Addy, too, was in the school, and her mom, Summer Roberts, after hearing that the school had been destroyed, had run across fields and forded a creek turned swollen torrent to find that Addyson's teacher, Teri Veach, had shuttled the children into a bathroom, and then led them to a nearby church.

Being 7 and proud, Addyson claimed, strawberry in hand, "I wasn't scared a bit."

"Dad was crying and I just kept telling him, 'I'm OK, I'm OK, I'm OK.'"

Strawberry gone.

Matt Leake, a Moore local whose home was damaged but not totaled, and whose truck was still gunk-sprayed with the telltale tornado spit, drove to the local Home Depot, where hundreds had brought water, diapers, and canned goods, and where pit smoke hung heavy over rumbling diesel Chevys and Fords.

A reporter jumped aboard, and soon three strangers – the wine shop crew – materialized in the bed of the truck, which began rumbling onto 19th Street and then Telephone Street, offering vittles and water.

Dennis Camper, a power company lineman, accepted happily as he pulled what could be saved from his wrecked home. An ex-military man, Mr.

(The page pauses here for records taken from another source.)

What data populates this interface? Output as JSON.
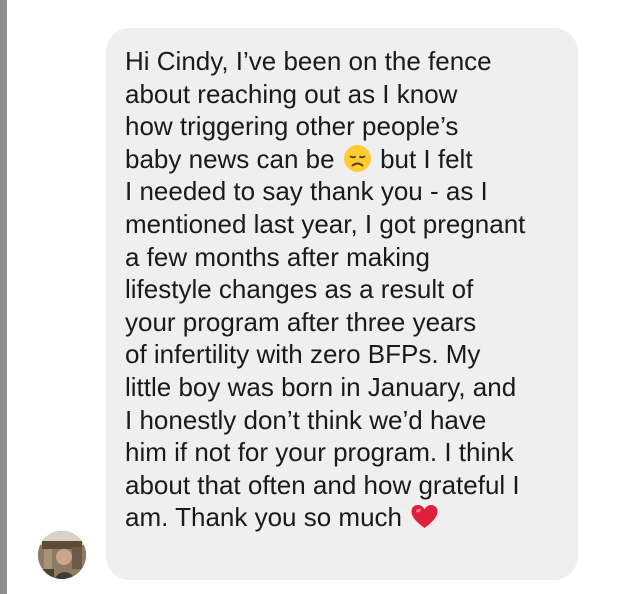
{
  "message": {
    "lines": [
      "Hi Cindy, I’ve been on the fence",
      "about reaching out as I know",
      "how triggering other people’s",
      "baby news can be",
      "but I felt",
      "I needed to say thank you - as I",
      "mentioned last year, I got pregnant",
      "a few months after making",
      "lifestyle changes as a result of",
      "your program after three years",
      "of infertility with zero BFPs. My",
      "little boy was born in January, and",
      "I honestly don’t think we’d have",
      "him if not for your program. I think",
      "about that often and how grateful I",
      "am. Thank you so much"
    ],
    "emojis": [
      "disappointed-face-icon",
      "red-heart-icon"
    ]
  },
  "colors": {
    "bubble": "#efefef",
    "text": "#1a1a1a",
    "left_edge": "#8e8e8e",
    "heart": "#e0203a",
    "face": "#ffcc33"
  }
}
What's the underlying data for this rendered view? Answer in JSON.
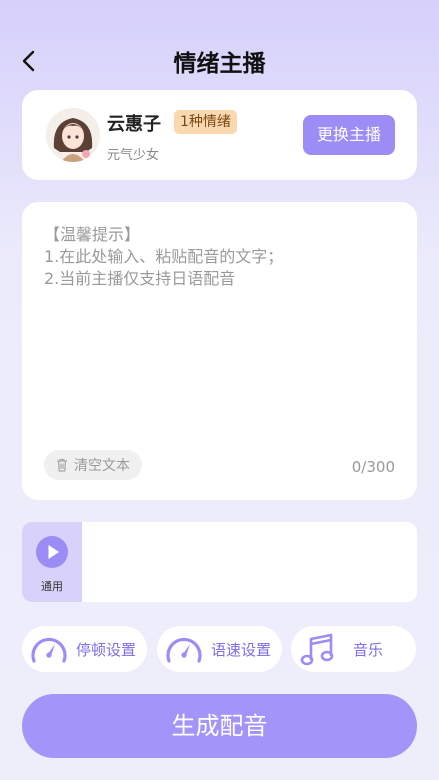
{
  "header": {
    "title": "情绪主播",
    "back_icon": "chevron-left-icon"
  },
  "anchor": {
    "name": "云惠子",
    "emotion_badge": "1种情绪",
    "subtitle": "元气少女",
    "change_button": "更换主播"
  },
  "editor": {
    "placeholder": "【温馨提示】\n1.在此处输入、粘贴配音的文字；\n2.当前主播仅支持日语配音",
    "value": "",
    "clear_label": "清空文本",
    "char_count": "0/300"
  },
  "styles": [
    {
      "label": "通用",
      "selected": true
    }
  ],
  "settings": {
    "pause": "停顿设置",
    "speed": "语速设置",
    "music": "音乐"
  },
  "generate_button": "生成配音",
  "colors": {
    "accent": "#9b8cf6",
    "badge_bg": "#fbd9b0",
    "badge_text": "#7a4712"
  }
}
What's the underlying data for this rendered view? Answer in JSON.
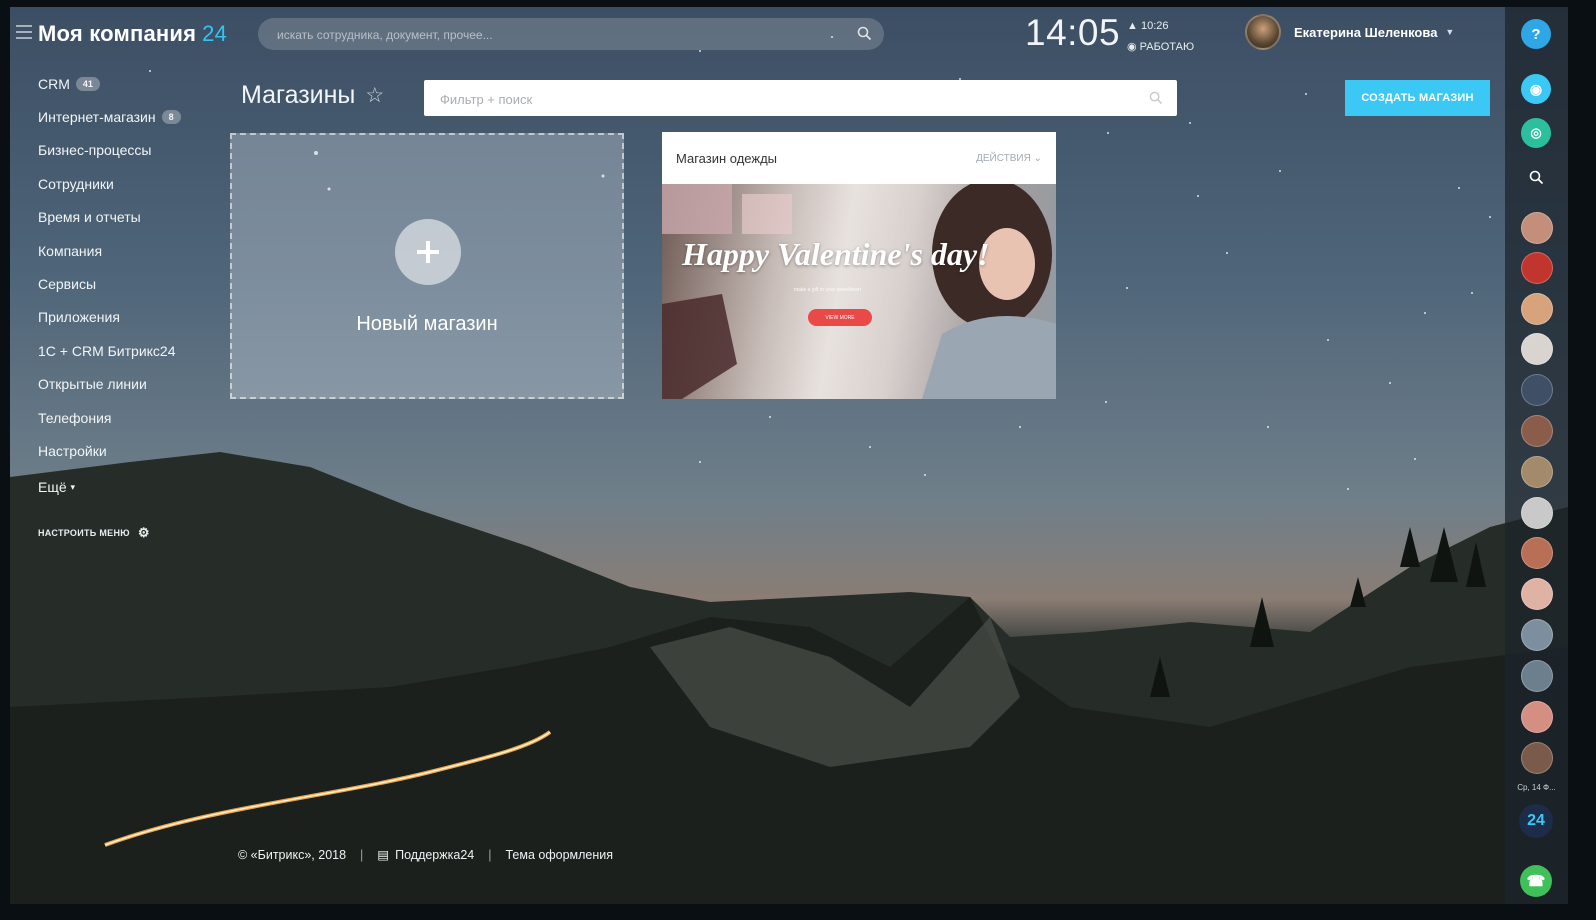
{
  "header": {
    "logo_text": "Моя компания",
    "logo_suffix": "24",
    "search_placeholder": "искать сотрудника, документ, прочее...",
    "clock": "14:05",
    "work_time": "10:26",
    "work_status": "РАБОТАЮ",
    "user_name": "Екатерина Шеленкова"
  },
  "sidebar": {
    "items": [
      {
        "label": "CRM",
        "badge": "41"
      },
      {
        "label": "Интернет-магазин",
        "badge": "8"
      },
      {
        "label": "Бизнес-процессы"
      },
      {
        "label": "Сотрудники"
      },
      {
        "label": "Время и отчеты"
      },
      {
        "label": "Компания"
      },
      {
        "label": "Сервисы"
      },
      {
        "label": "Приложения"
      },
      {
        "label": "1С + CRM Битрикс24"
      },
      {
        "label": "Открытые линии"
      },
      {
        "label": "Телефония"
      },
      {
        "label": "Настройки"
      }
    ],
    "more_label": "Ещё",
    "configure_label": "НАСТРОИТЬ МЕНЮ"
  },
  "main": {
    "title": "Магазины",
    "filter_placeholder": "Фильтр + поиск",
    "create_button": "СОЗДАТЬ МАГАЗИН",
    "new_shop_label": "Новый магазин",
    "shop_card": {
      "name": "Магазин одежды",
      "actions_label": "ДЕЙСТВИЯ",
      "banner_title": "Happy Valentine's day!",
      "banner_subtitle": "make a gift to your sweetheart",
      "banner_button": "VIEW MORE"
    }
  },
  "footer": {
    "copyright": "© «Битрикс», 2018",
    "support": "Поддержка24",
    "theme": "Тема оформления"
  },
  "right_bar": {
    "help": "?",
    "date_label": "Ср, 14 Ф...",
    "app_badge": "24"
  },
  "colors": {
    "accent": "#3bc8f5",
    "logo_accent": "#2fc6f6",
    "banner_button": "#e94a47",
    "call_button": "#3fc05a"
  }
}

Camper says he returned home only to find a church group busy cleaning his yard. "I don't know you," he says he yelled to the folks, "but I like you!"

With Tinker Air Force Base, just up the interstate, a popular commuting destination, Moore might be called middle-class, might be called working-class, but nevertheless a class aspiring to cookie-cutter tract homes, many with tornado shelters built into the ground beneath garages.

An Oklahoman, for the most part, yawns in the face of tornado warnings. After all, this is a place where rooftop twister-watching is a spectator sport, commenced as the tornado sirens blow their rude and routine song.

But even in that respect, Moore has a particularly steely view of tornadoes. It is, after all, the place where the highest ground wind ever recorded – more than 300 miles per hour, handily besting Mount Washington's northern New Hampshire gusts – blew homes and businesses apart in 1999. Some who rebuilt in 1999 are rebuilding again in 2013.

This time, many survivors and victims did not see the tornado. It charged through a curtain of rain, sudden and terrifying, mowing a 1.3-mile swatch into neighborhoods, across Interstate 35, and on up into Moore proper. Videos of its immense girth brought the US to a collective gasp.

The seven schoolchildren gone – after hiding unsuccessfully under their desks, as Addy Roberts recounts – serve as the most terrible reminder of the massive tornado's brutality. Yet a death total that at one point grew to 91 dropped to 24 due to accidental double counting by the state coroner's office.

That reduced toll was but one blessing among thousands counted as the cleanup in Moore began Tuesday, hesitantly at first, then with a swelling force.

On that day, strangers rode on the backs of trucks through the bruised streets of Moore, shouting, "Water? Gatorade? Fruit?" And upon each wave goodbye, a "bless you."